Response to reviewer #3

Point 1:

This is an interesting method for study of Buddhism as a lived religion, how people actually appropriate and implement it. It contrasts significantly with many idealized and abstract presentations of Buddhist doctrines, with which Western psychologists try to work as Buddhist clinicians. The setting and particular situations of the subjects of this paper are as practical and down to earth as one could get. Buddhism here comes into focus as a set of mental-control strategies, or basic beliefs about suffering and its meaning. The emphasis, almost exclusively, is on dharma, and on individual practices of meditation and mindfulness. The Buddha as a personality, or role model, plays no role whatsoever- which may be perfectly accurate as far as how Buddhism is lived out by these care-takers. The sangha, however, does appear. Priests and monks make pastoral visits, although there are no other references to a religious support community. I do not know if this too accurately reflects the way Buddhism emphasizes interior mental practices rather than interpersonal relationships.
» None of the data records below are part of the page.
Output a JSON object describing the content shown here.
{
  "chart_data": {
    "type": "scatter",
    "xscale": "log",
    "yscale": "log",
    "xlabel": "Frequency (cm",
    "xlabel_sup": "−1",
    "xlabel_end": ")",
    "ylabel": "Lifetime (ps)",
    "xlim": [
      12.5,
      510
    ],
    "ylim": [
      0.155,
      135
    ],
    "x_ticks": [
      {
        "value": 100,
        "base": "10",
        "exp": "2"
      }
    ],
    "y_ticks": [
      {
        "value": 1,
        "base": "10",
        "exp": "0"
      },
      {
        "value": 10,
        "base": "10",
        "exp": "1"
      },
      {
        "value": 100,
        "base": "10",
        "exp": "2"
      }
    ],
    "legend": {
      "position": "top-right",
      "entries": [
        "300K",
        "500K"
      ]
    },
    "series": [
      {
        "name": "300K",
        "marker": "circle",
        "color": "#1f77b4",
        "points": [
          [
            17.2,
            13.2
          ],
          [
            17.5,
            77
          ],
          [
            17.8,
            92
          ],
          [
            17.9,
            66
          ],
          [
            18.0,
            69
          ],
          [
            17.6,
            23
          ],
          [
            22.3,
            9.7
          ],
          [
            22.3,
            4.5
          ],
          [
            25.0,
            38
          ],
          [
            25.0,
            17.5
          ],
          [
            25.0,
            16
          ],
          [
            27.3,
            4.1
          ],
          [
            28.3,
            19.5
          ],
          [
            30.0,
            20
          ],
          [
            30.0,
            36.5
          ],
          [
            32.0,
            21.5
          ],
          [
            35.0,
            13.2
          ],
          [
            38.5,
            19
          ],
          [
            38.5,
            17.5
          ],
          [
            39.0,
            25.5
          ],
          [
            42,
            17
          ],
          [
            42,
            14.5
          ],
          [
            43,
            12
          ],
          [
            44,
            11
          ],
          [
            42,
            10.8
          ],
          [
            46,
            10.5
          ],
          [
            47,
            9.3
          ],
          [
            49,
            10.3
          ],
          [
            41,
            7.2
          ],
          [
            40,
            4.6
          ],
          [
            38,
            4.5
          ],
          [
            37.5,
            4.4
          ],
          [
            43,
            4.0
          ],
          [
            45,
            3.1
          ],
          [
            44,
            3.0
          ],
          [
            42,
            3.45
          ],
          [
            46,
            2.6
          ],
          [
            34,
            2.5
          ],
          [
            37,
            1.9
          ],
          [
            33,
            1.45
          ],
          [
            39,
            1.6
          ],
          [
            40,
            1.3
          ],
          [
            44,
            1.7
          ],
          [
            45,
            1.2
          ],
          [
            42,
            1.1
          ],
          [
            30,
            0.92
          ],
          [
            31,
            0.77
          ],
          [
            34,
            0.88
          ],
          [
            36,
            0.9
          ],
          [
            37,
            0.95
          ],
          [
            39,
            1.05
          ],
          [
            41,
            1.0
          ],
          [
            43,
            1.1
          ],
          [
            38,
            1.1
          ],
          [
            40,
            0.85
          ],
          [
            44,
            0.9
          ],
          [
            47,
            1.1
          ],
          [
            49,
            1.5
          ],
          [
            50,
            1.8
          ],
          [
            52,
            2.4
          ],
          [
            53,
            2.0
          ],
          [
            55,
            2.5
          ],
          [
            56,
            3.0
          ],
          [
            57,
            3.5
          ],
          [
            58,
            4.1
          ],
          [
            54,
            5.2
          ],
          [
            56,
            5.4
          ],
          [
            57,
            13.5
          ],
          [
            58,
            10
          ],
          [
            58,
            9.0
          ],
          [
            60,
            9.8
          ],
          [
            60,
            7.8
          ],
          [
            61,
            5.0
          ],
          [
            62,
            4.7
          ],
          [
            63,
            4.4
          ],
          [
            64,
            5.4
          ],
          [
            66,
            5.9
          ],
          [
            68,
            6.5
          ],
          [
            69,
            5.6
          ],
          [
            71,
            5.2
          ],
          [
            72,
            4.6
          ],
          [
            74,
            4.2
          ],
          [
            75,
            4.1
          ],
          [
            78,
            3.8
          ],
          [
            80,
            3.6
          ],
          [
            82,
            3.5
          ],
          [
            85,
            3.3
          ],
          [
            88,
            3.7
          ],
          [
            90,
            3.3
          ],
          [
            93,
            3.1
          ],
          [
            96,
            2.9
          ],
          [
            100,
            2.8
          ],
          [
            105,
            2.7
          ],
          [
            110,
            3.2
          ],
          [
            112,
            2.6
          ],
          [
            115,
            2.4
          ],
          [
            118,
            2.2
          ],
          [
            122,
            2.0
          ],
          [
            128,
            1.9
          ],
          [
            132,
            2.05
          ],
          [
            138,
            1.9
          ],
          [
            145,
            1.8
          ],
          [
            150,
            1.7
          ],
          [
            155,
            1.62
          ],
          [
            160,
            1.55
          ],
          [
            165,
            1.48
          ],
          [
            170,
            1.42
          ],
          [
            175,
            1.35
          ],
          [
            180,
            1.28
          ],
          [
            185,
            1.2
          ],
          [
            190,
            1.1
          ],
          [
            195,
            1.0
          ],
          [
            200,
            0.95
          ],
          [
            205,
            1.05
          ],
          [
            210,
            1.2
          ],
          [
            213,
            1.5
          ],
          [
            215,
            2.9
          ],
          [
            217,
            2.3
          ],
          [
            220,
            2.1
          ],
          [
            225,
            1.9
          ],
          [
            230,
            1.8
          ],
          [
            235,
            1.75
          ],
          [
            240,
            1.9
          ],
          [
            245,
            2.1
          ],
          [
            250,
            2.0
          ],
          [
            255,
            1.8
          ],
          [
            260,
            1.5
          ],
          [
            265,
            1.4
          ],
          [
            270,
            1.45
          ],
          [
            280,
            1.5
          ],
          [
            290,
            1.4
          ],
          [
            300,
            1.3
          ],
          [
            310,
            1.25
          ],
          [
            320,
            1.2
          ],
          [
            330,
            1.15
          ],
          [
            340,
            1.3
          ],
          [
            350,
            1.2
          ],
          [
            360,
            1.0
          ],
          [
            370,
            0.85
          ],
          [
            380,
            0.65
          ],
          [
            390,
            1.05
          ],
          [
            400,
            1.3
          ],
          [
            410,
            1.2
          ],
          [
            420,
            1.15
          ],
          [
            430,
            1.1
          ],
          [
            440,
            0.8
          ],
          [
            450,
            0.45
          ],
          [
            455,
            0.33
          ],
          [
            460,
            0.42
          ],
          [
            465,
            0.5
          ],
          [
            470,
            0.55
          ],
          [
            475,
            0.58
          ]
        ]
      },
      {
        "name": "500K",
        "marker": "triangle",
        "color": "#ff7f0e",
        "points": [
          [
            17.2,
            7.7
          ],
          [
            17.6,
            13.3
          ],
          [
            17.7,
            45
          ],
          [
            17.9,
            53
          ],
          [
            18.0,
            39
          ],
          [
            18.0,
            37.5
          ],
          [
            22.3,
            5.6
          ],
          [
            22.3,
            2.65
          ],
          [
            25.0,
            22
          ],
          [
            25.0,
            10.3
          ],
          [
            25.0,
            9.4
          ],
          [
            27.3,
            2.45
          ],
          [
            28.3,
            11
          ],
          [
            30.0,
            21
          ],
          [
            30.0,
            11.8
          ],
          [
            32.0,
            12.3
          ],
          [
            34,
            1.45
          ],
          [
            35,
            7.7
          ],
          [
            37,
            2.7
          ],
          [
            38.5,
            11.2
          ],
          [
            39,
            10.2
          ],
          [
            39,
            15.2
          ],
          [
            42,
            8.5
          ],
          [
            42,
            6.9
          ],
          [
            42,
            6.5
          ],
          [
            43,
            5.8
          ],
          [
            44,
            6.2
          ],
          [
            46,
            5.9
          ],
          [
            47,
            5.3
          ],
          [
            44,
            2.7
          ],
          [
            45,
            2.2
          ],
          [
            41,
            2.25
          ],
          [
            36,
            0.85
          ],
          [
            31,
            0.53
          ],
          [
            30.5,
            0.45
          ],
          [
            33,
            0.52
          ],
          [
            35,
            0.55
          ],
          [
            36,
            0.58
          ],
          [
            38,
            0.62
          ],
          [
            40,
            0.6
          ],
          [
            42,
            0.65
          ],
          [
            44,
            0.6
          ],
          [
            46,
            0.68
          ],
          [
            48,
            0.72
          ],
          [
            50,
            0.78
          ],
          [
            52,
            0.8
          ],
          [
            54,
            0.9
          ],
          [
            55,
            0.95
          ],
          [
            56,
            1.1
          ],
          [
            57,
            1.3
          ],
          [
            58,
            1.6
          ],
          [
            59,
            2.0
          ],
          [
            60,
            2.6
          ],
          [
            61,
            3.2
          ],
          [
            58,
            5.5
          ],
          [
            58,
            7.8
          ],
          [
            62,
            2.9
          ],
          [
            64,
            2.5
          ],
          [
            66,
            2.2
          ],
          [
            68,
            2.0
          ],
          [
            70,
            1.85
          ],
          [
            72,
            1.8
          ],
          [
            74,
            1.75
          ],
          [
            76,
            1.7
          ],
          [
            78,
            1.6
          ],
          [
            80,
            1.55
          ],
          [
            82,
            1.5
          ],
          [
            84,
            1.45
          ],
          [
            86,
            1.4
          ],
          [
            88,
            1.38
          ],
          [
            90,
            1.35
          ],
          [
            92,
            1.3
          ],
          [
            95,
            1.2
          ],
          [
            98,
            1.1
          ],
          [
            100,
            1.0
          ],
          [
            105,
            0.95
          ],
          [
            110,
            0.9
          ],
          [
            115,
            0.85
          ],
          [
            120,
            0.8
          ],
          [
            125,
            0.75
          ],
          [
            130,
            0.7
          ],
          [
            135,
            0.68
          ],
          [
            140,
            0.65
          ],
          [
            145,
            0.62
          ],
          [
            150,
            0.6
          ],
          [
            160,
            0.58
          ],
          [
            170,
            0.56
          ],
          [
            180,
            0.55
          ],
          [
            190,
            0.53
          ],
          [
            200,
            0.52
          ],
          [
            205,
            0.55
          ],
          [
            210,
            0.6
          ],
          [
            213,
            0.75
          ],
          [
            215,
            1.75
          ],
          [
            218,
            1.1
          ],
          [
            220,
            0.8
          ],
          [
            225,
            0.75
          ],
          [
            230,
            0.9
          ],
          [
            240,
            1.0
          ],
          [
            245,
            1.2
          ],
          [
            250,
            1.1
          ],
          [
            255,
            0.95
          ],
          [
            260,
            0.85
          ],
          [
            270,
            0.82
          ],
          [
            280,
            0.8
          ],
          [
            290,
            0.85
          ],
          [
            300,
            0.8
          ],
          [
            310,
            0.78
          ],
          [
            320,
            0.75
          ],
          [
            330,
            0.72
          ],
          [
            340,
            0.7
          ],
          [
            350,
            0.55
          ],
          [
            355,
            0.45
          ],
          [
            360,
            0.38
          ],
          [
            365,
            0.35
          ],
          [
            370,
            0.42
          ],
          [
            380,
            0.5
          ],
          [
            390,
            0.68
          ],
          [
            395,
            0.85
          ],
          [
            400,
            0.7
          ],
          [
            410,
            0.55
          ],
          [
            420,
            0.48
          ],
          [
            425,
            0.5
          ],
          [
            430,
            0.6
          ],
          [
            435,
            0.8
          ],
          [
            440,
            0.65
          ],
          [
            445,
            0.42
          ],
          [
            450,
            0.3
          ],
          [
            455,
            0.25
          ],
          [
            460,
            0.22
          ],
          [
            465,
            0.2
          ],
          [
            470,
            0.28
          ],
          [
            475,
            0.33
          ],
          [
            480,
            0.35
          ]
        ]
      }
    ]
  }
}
I may be contrasting this with what a paper on the same topic done among Christians might yield. "What would Jesus do?" and the role of the church fellowship would be prominent, while there seem to be no Buddhist equivalents.

Response 1:

Thank you for taking the time to carefully review our manuscript. Thank you for this comment and for pointing out that we have to clarify this further. We have extensively modified the manuscript in order to fulfil your suggestions. First, we have now extensively modified the abstract section (see our abstract section, line 6-17). For instance, we modified the term of Buddhist doctrine as Buddhist therapies. Second, we have extensively rewritten the introduction as Buddhist religious care (Kongsuwan et al. 2010; Sethabouppha and Kane 2005; Strong 2021), focused on following, teaching, and practicing. Moreover, our study was adopted from Smith-Stoner (2005) incorporating Buddhist religious care is associated with belief system (basic practices), personal religiosity (learn how the patient functions), integrated with a religious community (activities in the religiosity), ritualized practice and restrictions (practiced by Sangha members), implications for medical care (advance directives), and terminal event planning (read the scripts to the patient). And see our new version of revised version (line 21-100, page 1-3). Third, we have accordingly modified our methods (see line 101-183, page 3-5). Fourth, we have added and rewritten the discussion of findings and the participants responded to research questions in four times (see line 314-367), and finally, we have now included the further practical implications (see line 432-442).